Six Senses Con Dao's oceanfront villa seamlessly blends sustainable teakwood architecture with breathtaking sea views, where billowing white canopies and minimalist design honor Vietnam's fishing village heritage.
In the remote Con Dao archipelago, conservation is an operating principle. AW² Architecture Workshop's design at Six Senses Con Dao enshrines this philosophy in its bones, leveraging salvaged teakwood and prefabricated timber frames to minimize environmental impact (a construction method far more complex than conventional building but invisible to the casual observer). Inspired by the look of a traditional fishing village, the property's 50 villas sit lightly on the land, either elevated on stilts or nestled into protective dunes that maintain the island's natural defenses. There's the marine conservation program, too, which represents real science, not symbolic gestures, as it actively restores beaches for endangered green turtle nesting in partnership with local authorities.
Franco Albini's 1940 re-engineered Veliero "sailing ship" bookcase anchors The Reverie Saigon's penthouse living room, complemented by Poltrona Frau leather furniture.

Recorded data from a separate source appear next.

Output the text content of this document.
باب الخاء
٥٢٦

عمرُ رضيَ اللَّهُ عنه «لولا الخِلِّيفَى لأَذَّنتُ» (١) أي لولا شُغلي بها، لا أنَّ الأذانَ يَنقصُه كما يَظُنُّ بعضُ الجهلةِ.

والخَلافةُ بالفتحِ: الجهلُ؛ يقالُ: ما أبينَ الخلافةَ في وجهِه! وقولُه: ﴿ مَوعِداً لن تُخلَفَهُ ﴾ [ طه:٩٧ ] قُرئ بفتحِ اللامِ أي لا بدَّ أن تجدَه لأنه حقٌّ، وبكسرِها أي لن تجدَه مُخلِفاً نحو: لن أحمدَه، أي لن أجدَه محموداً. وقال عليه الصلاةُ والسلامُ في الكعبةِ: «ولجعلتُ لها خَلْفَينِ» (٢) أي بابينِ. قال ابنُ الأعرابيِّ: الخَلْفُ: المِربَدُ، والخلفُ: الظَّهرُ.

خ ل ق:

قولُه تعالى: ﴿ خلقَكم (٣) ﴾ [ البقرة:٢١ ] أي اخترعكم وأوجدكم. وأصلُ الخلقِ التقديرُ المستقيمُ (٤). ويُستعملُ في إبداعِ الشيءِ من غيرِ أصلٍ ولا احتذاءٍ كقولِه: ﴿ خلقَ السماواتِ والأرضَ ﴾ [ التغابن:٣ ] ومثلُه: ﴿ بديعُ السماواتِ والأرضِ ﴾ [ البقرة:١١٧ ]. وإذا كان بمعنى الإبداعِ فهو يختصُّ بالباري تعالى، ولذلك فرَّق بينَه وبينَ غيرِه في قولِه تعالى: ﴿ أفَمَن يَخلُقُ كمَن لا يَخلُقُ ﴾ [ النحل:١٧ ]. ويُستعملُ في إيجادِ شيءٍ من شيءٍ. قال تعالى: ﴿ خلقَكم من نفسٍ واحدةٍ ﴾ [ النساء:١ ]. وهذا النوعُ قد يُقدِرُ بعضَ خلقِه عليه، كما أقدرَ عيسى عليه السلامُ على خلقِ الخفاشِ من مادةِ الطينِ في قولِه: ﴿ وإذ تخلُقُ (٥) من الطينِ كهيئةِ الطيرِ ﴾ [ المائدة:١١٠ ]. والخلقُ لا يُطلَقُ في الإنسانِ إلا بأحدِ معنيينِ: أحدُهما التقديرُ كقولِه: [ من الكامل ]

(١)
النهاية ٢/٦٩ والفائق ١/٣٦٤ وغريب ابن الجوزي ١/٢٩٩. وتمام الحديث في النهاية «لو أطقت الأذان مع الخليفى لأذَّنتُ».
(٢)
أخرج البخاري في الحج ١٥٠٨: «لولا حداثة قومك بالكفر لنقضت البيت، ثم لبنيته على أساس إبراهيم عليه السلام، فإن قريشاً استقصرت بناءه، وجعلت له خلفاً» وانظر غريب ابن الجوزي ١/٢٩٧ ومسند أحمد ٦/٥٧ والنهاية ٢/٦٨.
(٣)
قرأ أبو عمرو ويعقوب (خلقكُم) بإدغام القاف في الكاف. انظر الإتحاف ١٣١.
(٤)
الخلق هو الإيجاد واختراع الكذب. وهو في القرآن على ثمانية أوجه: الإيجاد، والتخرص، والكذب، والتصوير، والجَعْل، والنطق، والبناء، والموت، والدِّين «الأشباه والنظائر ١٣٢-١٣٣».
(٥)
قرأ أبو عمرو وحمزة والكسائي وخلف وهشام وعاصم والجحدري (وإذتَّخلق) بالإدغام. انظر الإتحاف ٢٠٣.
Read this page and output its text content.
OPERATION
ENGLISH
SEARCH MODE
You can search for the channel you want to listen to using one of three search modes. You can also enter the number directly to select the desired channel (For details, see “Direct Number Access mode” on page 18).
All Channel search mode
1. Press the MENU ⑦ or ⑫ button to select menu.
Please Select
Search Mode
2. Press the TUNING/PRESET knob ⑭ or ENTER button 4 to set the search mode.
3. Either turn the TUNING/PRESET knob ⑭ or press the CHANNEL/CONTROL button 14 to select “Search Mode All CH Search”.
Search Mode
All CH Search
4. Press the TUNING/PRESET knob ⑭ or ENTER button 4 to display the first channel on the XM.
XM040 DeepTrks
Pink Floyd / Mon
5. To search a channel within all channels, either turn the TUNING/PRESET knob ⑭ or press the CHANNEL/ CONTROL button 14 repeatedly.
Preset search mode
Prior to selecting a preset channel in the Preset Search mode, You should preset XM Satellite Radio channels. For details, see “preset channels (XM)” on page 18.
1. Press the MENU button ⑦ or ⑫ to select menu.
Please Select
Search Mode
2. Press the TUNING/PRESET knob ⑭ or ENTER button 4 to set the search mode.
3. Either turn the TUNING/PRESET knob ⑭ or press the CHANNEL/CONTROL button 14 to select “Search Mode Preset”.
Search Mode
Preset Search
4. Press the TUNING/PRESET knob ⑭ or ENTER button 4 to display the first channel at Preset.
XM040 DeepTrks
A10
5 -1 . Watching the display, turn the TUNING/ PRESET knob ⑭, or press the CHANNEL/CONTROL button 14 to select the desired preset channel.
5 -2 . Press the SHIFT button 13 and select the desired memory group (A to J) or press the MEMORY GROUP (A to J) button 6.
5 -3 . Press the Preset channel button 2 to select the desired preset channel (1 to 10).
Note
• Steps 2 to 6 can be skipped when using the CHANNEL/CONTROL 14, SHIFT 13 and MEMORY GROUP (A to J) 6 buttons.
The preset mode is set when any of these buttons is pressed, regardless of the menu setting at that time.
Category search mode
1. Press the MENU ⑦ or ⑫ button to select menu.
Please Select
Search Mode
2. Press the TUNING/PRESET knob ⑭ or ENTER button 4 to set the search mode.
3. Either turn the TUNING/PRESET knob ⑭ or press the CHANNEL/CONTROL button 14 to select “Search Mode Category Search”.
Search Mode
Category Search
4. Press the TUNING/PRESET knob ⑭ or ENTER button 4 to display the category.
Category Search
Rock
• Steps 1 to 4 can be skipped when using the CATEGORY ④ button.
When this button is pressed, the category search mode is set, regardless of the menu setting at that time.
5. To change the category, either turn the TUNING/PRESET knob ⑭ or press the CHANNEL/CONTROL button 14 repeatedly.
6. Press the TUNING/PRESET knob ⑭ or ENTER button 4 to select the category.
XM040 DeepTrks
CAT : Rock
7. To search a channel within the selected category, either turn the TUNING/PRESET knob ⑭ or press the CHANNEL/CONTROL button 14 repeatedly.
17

Audacious, perhaps borderline scandalous—this skyscraper-crowning fantasia seduces with unapologetic maximalism from architect Kent Lui. First-time visitors invariably gasp encountering pieces like Colombostile's headline-making purple ostrich leather sofa, or Baldi's malachite and bronze masterpiece timepiece. Then there's the furniture by Giorgetti, Poltrona Frau, and Visona—all of which tempt with sculptural provocation. Looking upward reveals Murano chandeliers floating like suspended galaxies above rare Carrara marble, while Sicis artisans have transformed entire spa walls into shimmering aquatic dreamscapes that seem to undulate in the light. The penthouse Saigon Suite by Giorgetti is the most gallery-worthy of the hotel's offerings for its fusion of Saigon's ambitious energy and Milan's longstanding design horsepower.